Great Eagle Seeks To Delist Langham Hospitality (1270 HK)
- Hong Kong hotel-play Langham Hospitality (1270 HK) was spun-off from Great Eagle (41 HK) on the 30 May 2013. Now GE intends to take the company back into the fold.
- Covid was devastating to the hospitality sector. As were the 2019 demonstrations. Langham’s share price never recovered, and is currently trading at a lifetime low and a P/B of 0.21x.
- No price was mentioned in the announcement. Expect a healthy premium to undisturbed, should a firm Offer unfold. But I wouldn’t expect a knockout price.
Hanwha Group’s Restructuring to Positively Benefit Hanwha Corp but Negatively Impact Hanwha Ocean
- We believe the new restructuring plan of the Hanwha Group is likely to have a positive impact on Hanwha Corp but could negatively impact Hanwha Ocean.

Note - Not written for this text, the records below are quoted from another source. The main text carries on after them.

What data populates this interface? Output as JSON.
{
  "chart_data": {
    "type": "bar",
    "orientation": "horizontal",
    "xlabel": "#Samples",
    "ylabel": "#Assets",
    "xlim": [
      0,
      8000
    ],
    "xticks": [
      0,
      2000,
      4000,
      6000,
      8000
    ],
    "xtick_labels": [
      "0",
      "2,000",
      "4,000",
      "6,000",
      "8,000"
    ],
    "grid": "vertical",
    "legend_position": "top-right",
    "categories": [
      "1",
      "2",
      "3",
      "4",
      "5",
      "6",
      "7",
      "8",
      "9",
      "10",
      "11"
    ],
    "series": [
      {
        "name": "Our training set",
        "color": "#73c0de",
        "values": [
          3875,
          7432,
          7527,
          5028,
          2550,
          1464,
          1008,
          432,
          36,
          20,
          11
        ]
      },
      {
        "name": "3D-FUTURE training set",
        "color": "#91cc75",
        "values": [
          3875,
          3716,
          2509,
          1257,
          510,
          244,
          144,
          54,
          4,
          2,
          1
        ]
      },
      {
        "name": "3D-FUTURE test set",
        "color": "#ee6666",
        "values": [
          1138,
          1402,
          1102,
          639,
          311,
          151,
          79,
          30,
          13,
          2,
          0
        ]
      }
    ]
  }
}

- Our NAV analysis of Hanwha Corp suggests NAV of 3.2 trillion won or NAV per share of 43,168 won, which is 50% higher than current share price.
- The biggest component of the valuation is Hanwha Corp’s 34% stake in Hanwha Aerospace which is worth 4.1 trillion won. (187% of Hanwha Corp’s market cap).
Selected European HoldCos and DLC: March’24 Report
- The Discounts to NAV of covered holdcos mainly widened during March. Discounts to NAV: C.F.Alba, 47.3% (vs. 47.1%); GBL, 38.15 (vs. 37.7%); Heineken Holding, 16.7% (vs. 16.5%);
- Industrivärden C, 1.4% (vs. 4.4%); Investor B, 6.1% (vs. 5.6%); Porsche Automobile Holding, 45.4% (vs. 43.7%). Rio DLC spread tightened to 24.9% (vs. 25.6%), and on 26 March reached 27.7%.
- What seems interesting: listed assets vs. Industrivärden C and the Rio DLC (long RIO LN/short RIO AU).